Farmscape for March 1, 2021
|Full Interview 8:56||Listen|
Early results from work being conducted by the University of Saskatchewan show extreme processing, using heat and steam, has the capacity to reduce the toxicity of ergot contaminated grains. Depending on the level, ergot contaminated grain in the ration can result in symptoms ranging from reduced feed intake and slower growth to death. Dr. Denise Beaulieu, an Assistant Professor Monogastric Nutrition in the University of Saskatchewan’s College of Agriculture and Bioresources, says feeding trials compared the performance of pigs fed ergot contaminated feed that was processed with those fed unprocessed feed.
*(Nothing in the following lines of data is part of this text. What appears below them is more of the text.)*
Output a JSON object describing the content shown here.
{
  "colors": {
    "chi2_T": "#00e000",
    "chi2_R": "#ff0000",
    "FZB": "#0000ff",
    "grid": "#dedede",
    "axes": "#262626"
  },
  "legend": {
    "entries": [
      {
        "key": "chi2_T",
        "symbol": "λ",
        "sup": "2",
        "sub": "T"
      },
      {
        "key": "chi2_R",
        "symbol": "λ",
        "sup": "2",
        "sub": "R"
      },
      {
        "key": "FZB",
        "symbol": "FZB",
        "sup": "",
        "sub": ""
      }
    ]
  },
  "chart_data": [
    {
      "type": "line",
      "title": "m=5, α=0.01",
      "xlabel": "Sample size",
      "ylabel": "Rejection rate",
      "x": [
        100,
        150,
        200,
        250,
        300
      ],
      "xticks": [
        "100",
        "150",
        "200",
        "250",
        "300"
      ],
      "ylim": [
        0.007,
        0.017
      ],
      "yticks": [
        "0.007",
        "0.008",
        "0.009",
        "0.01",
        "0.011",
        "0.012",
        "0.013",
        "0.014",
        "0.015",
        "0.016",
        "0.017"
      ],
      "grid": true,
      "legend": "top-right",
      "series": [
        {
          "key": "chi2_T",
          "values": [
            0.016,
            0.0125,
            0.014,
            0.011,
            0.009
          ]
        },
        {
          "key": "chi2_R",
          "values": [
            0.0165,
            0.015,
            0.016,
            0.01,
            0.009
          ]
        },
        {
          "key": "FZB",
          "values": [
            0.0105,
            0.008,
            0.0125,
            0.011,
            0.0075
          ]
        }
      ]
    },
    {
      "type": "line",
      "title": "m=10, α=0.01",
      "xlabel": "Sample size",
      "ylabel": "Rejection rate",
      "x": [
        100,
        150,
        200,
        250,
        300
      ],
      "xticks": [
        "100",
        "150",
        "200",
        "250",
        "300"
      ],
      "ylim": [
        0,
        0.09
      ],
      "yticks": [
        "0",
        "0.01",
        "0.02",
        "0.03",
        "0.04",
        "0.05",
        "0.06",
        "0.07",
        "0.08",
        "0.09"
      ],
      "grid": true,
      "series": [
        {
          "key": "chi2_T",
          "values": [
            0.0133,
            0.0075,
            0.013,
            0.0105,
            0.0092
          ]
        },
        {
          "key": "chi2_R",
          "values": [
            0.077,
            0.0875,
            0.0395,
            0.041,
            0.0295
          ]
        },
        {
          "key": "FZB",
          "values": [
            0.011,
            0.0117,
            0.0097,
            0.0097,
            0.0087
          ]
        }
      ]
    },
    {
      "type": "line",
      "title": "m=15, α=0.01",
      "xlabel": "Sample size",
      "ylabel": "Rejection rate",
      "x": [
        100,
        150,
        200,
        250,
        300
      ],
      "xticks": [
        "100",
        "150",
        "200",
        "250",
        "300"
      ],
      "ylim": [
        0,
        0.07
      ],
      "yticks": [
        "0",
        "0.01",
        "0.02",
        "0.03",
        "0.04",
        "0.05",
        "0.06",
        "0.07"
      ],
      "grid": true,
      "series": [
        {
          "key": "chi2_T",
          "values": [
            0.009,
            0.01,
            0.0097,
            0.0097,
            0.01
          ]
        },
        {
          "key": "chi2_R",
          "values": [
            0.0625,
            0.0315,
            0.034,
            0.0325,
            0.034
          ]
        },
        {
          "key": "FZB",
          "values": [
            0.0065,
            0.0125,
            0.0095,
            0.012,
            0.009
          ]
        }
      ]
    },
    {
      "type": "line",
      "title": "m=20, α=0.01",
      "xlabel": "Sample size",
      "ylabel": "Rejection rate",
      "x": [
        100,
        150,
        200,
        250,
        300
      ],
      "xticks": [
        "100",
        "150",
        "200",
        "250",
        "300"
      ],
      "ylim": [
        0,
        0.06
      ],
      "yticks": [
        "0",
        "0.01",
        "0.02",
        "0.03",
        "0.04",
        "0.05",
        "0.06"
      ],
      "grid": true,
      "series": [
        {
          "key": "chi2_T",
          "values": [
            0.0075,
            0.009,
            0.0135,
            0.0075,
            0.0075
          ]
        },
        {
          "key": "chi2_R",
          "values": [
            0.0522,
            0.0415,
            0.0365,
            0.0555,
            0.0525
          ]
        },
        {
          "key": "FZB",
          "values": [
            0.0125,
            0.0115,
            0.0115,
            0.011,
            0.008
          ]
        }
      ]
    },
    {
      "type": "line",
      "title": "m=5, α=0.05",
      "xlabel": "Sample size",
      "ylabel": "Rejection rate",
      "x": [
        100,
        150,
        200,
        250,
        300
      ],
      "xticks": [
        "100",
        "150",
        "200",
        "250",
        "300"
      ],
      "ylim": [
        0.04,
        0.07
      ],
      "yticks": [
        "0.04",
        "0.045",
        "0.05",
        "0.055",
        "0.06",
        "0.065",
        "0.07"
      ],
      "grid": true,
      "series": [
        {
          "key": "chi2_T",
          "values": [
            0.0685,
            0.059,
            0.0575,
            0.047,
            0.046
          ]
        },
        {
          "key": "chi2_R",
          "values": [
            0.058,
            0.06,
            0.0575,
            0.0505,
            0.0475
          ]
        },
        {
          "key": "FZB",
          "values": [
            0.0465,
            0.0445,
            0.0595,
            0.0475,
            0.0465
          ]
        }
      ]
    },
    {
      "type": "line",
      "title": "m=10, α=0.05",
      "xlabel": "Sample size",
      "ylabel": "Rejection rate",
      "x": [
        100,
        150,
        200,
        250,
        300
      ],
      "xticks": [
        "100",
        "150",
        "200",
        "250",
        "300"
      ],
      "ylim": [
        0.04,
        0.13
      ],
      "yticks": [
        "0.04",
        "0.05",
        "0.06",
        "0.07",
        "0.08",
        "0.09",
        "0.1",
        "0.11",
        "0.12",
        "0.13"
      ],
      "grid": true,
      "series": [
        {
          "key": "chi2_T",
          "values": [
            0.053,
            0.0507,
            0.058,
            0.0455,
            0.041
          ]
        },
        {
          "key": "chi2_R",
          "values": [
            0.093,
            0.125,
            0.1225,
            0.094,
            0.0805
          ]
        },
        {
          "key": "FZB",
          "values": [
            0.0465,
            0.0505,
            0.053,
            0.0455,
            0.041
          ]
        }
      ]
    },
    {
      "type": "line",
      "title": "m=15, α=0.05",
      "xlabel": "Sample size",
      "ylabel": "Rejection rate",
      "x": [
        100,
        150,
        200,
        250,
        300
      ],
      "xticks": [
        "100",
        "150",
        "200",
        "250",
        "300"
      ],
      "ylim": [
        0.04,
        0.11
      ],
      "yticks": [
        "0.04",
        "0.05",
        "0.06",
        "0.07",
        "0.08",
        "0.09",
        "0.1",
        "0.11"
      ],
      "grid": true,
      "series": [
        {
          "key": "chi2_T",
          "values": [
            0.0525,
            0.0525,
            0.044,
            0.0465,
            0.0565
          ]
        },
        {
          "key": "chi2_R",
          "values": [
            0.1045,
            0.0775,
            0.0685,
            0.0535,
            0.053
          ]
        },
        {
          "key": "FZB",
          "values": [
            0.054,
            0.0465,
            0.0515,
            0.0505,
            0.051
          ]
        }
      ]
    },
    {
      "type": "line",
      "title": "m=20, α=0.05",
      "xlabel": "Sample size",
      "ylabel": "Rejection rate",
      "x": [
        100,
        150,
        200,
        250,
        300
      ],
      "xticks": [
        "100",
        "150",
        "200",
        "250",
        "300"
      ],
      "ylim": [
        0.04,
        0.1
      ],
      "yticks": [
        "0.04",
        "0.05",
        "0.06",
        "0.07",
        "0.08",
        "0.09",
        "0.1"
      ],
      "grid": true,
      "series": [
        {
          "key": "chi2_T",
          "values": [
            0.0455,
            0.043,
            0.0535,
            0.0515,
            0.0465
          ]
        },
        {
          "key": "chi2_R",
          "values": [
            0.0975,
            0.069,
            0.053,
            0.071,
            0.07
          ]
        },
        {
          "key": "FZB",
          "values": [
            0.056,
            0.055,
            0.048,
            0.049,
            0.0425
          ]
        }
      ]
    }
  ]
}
Clip-Dr. Denise Beaulieu-University of Saskatchewan:
There’s a little bit of evidence in the literature that feed processing with heat and moisture, so pelleting, extrusion, steam explosion for example decreases the toxicity of ergot. We think this happens because ergot is actually a series of compounds, ergot alkaloids, and there’s many of them. We think that processing might change the profile of these alkaloids to ones that are less toxic. We used some screenings from rye and wheat and they were quite heavily contaminated with ergot and the first processing we used was steam explosion, which is really drastic processing using very high levels of steam under severe pressure. When we used this, we did see dramatic changes in both the amount of the alkaloids and also a shift in the alkaloid profile. When we incorporated these screenings into diets for piglets, we did see a decrease in growth and feed intake with the screenings that were not processed and processing, we reduced the toxic effects of the alkaloids with steam explosion.
Dr. Beaulieu says less drastic processing methods, such as extrusion, did not reduce the toxic effects of the ergot. She says researchers are still analysing data and seeking processing methods that will be effective and practical.